Jake vaciló y miró a Ozzie.

—Nada que comentar —dijo el sheriff.

—¿Qué querías? —preguntó Jake.

—Nada, hacerte unas preguntas.

Se marcharon juntos por el largo pasillo.

—¿Me puedes confirmar que ha sido Simeon Lang? —preguntó Dumas.

No tenía sentido negarlo.

—Sí —dijo Jake.

—¿Y tú eres su abogado?

—No, eso no.

—Bueno, pero hace cuatro meses que está pendiente de juicio por conducir borracho, y en la lista de autos sales tú como su abogado.

Cuidado, pensó Jake, que al respirar profundamente sintió un gran nudo en el estómago.

—Eso se lo hice como un favor —dijo.

—Me da igual por qué lo hicieras. Sales en la lista de autos como su abogado.

—Pues no soy su abogado, ¿vale? Ni lo he sido nunca. No puedo representar al mismo tiempo la sucesión de Seth Hubbard y a Simeon Lang, el marido de una de las beneficiarias.

—Pues entonces ¿por qué compareciste en el juzgado el 19 de octubre para solicitar un aplazamiento de su juicio por conducir borracho?

—Eso fue un favor. No soy su abogado, ¿vale, Dumas?

—¿Por qué se ha pospuesto cuatro meses?

—No soy el juez.

—Luego hablo con él —replicó Dumas.

—Vale. No tengo nada más que comentar.

Jake se giró de golpe y se marchó, seguido por Dumas, que no dejaba de hablar.

—Oye, Jake, mejor que hables conmigo, porque va a quedar fatal.

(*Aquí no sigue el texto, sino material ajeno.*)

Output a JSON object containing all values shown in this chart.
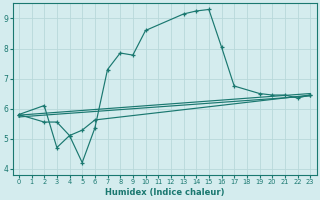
{
  "xlabel": "Humidex (Indice chaleur)",
  "bg_color": "#d4ecee",
  "line_color": "#1a7870",
  "grid_color": "#b8d8da",
  "xlim": [
    -0.5,
    23.5
  ],
  "ylim": [
    3.8,
    9.5
  ],
  "yticks": [
    4,
    5,
    6,
    7,
    8,
    9
  ],
  "xticks": [
    0,
    1,
    2,
    3,
    4,
    5,
    6,
    7,
    8,
    9,
    10,
    11,
    12,
    13,
    14,
    15,
    16,
    17,
    18,
    19,
    20,
    21,
    22,
    23
  ],
  "line1_x": [
    0,
    2,
    3,
    4,
    5,
    6,
    7,
    8,
    9,
    10,
    13,
    14,
    15,
    16,
    17,
    19,
    20,
    21,
    22,
    23
  ],
  "line1_y": [
    5.8,
    6.1,
    4.7,
    5.1,
    4.2,
    5.35,
    7.3,
    7.85,
    7.78,
    8.6,
    9.15,
    9.25,
    9.3,
    8.05,
    6.75,
    6.5,
    6.45,
    6.45,
    6.35,
    6.45
  ],
  "line2_x": [
    0,
    2,
    3,
    4,
    5,
    6,
    23
  ],
  "line2_y": [
    5.8,
    5.55,
    5.55,
    5.1,
    5.28,
    5.62,
    6.45
  ],
  "line3_x": [
    0,
    23
  ],
  "line3_y": [
    5.78,
    6.5
  ],
  "line4_x": [
    0,
    23
  ],
  "line4_y": [
    5.72,
    6.42
  ]
}
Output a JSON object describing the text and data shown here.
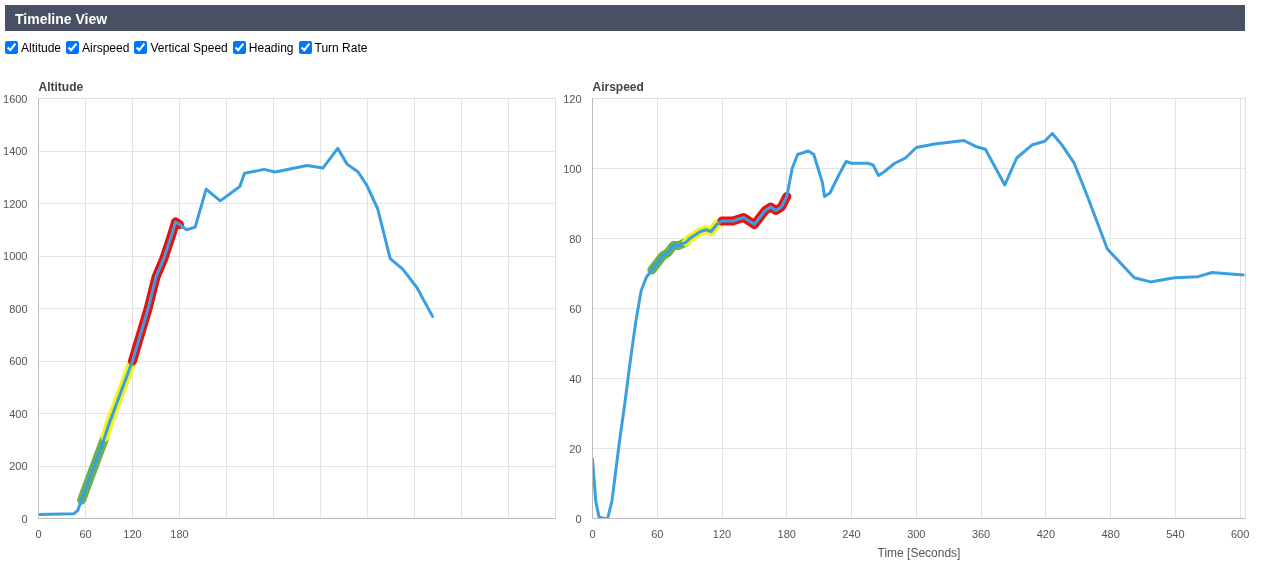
{
  "chart_data": [
    {
      "type": "line",
      "title": "Altitude",
      "annotations": [
        "Timeline View",
        "Altitude",
        "Airspeed",
        "Vertical Speed",
        "Heading",
        "Turn Rate"
      ],
      "xlim": [
        0,
        660
      ],
      "xticks": [
        0,
        60,
        120,
        180,
        {
          "value": 240,
          "label": null
        },
        {
          "value": 300,
          "label": null
        },
        {
          "value": 360,
          "label": null
        },
        {
          "value": 420,
          "label": null
        },
        {
          "value": 480,
          "label": null
        },
        {
          "value": 540,
          "label": null
        },
        {
          "value": 600,
          "label": null
        }
      ],
      "ylim": [
        0,
        1600
      ],
      "yticks": [
        0,
        200,
        400,
        600,
        800,
        1000,
        1200,
        1400,
        1600
      ],
      "grid": true,
      "series": [
        {
          "color": "#6ab04c",
          "x": [
            55,
            60,
            70,
            80,
            85
          ],
          "values": [
            70,
            110,
            190,
            270,
            310
          ]
        },
        {
          "color": "#f2f21c",
          "x": [
            85,
            90,
            100,
            110,
            120
          ],
          "values": [
            310,
            360,
            440,
            520,
            600
          ]
        },
        {
          "color": "#e81010",
          "x": [
            120,
            130,
            140,
            150,
            160,
            170,
            175,
            180
          ],
          "values": [
            600,
            700,
            800,
            920,
            990,
            1080,
            1130,
            1120
          ]
        },
        {
          "color": "#3a9fe0",
          "x": [
            0,
            45,
            50,
            55,
            60,
            70,
            80,
            90,
            100,
            110,
            120,
            130,
            140,
            150,
            160,
            170,
            175,
            180,
            189,
            200,
            214,
            232,
            257,
            263,
            288,
            302,
            343,
            363,
            382,
            394,
            408,
            419,
            433,
            449,
            465,
            483,
            503
          ],
          "values": [
            15,
            18,
            30,
            70,
            110,
            190,
            270,
            360,
            440,
            520,
            600,
            700,
            800,
            920,
            990,
            1080,
            1130,
            1120,
            1100,
            1110,
            1255,
            1210,
            1265,
            1315,
            1330,
            1320,
            1345,
            1335,
            1410,
            1350,
            1320,
            1270,
            1180,
            990,
            950,
            880,
            770
          ]
        }
      ]
    },
    {
      "type": "line",
      "title": "Airspeed",
      "xlabel": "Time [Seconds]",
      "xlim": [
        0,
        605
      ],
      "xticks": [
        0,
        60,
        120,
        180,
        240,
        300,
        360,
        420,
        480,
        540,
        600
      ],
      "ylim": [
        0,
        120
      ],
      "yticks": [
        0,
        20,
        40,
        60,
        80,
        100,
        120
      ],
      "grid": true,
      "series": [
        {
          "color": "#6ab04c",
          "x": [
            55,
            60,
            65,
            70,
            75,
            80,
            87
          ],
          "values": [
            71,
            73,
            75,
            76,
            78,
            78,
            79
          ]
        },
        {
          "color": "#f2f21c",
          "x": [
            87,
            90,
            100,
            105,
            110,
            115,
            120
          ],
          "values": [
            79,
            80,
            82,
            82.5,
            82,
            84,
            85
          ]
        },
        {
          "color": "#e81010",
          "x": [
            120,
            130,
            140,
            150,
            155,
            160,
            165,
            170,
            175,
            180
          ],
          "values": [
            85,
            85,
            86,
            84,
            86,
            88,
            89,
            88,
            89,
            92
          ]
        },
        {
          "color": "#3a9fe0",
          "x": [
            0,
            3,
            6,
            10,
            14,
            18,
            25,
            30,
            35,
            40,
            45,
            50,
            55,
            60,
            65,
            70,
            75,
            80,
            87,
            90,
            100,
            105,
            110,
            115,
            120,
            130,
            140,
            150,
            155,
            160,
            165,
            170,
            175,
            180,
            185,
            190,
            200,
            205,
            213,
            215,
            220,
            228,
            235,
            240,
            255,
            260,
            265,
            270,
            280,
            290,
            300,
            317,
            344,
            355,
            364,
            382,
            393,
            407,
            419,
            426,
            435,
            446,
            457,
            477,
            502,
            517,
            539,
            561,
            574,
            603
          ],
          "values": [
            17,
            5,
            0.5,
            0,
            0,
            5,
            22,
            33,
            45,
            56,
            65,
            69,
            71,
            73,
            75,
            76,
            78,
            78,
            79,
            80,
            82,
            82.5,
            82,
            84,
            85,
            85,
            86,
            84,
            86,
            88,
            89,
            88,
            89,
            92,
            100,
            104,
            105,
            104,
            96,
            92,
            93,
            98,
            102,
            101.5,
            101.5,
            101,
            98,
            99,
            101.5,
            103,
            106,
            107,
            108,
            106.3,
            105.5,
            95.3,
            103,
            106.7,
            107.8,
            110,
            106.7,
            101.7,
            93.3,
            77,
            68.8,
            67.6,
            68.8,
            69.1,
            70.3,
            69.6
          ]
        }
      ]
    }
  ]
}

Jake volvió a dar media vuelta. Se encontraron cara a cara en medio del pasillo. Jake se contuvo y respiró hondo.

—No saques conclusiones, Dumas —dijo—. La acusación de ebriedad al volante no la he tocado en cuatro meses porque no soy su abogado. Te recuerdo que entonces a él le representaban aquellos payasos de Memphis, no yo, o sea que vete con cuidado, por favor.

Dumas tomaba notas como un poseso. Jake tuvo ganas de darle un puñetazo. De repente quedó todo olvidado a causa de unos gritos en la otra punta del edificio.

A las cuatro y cuarto de la mañana se certificó la defunción de Bo Roston.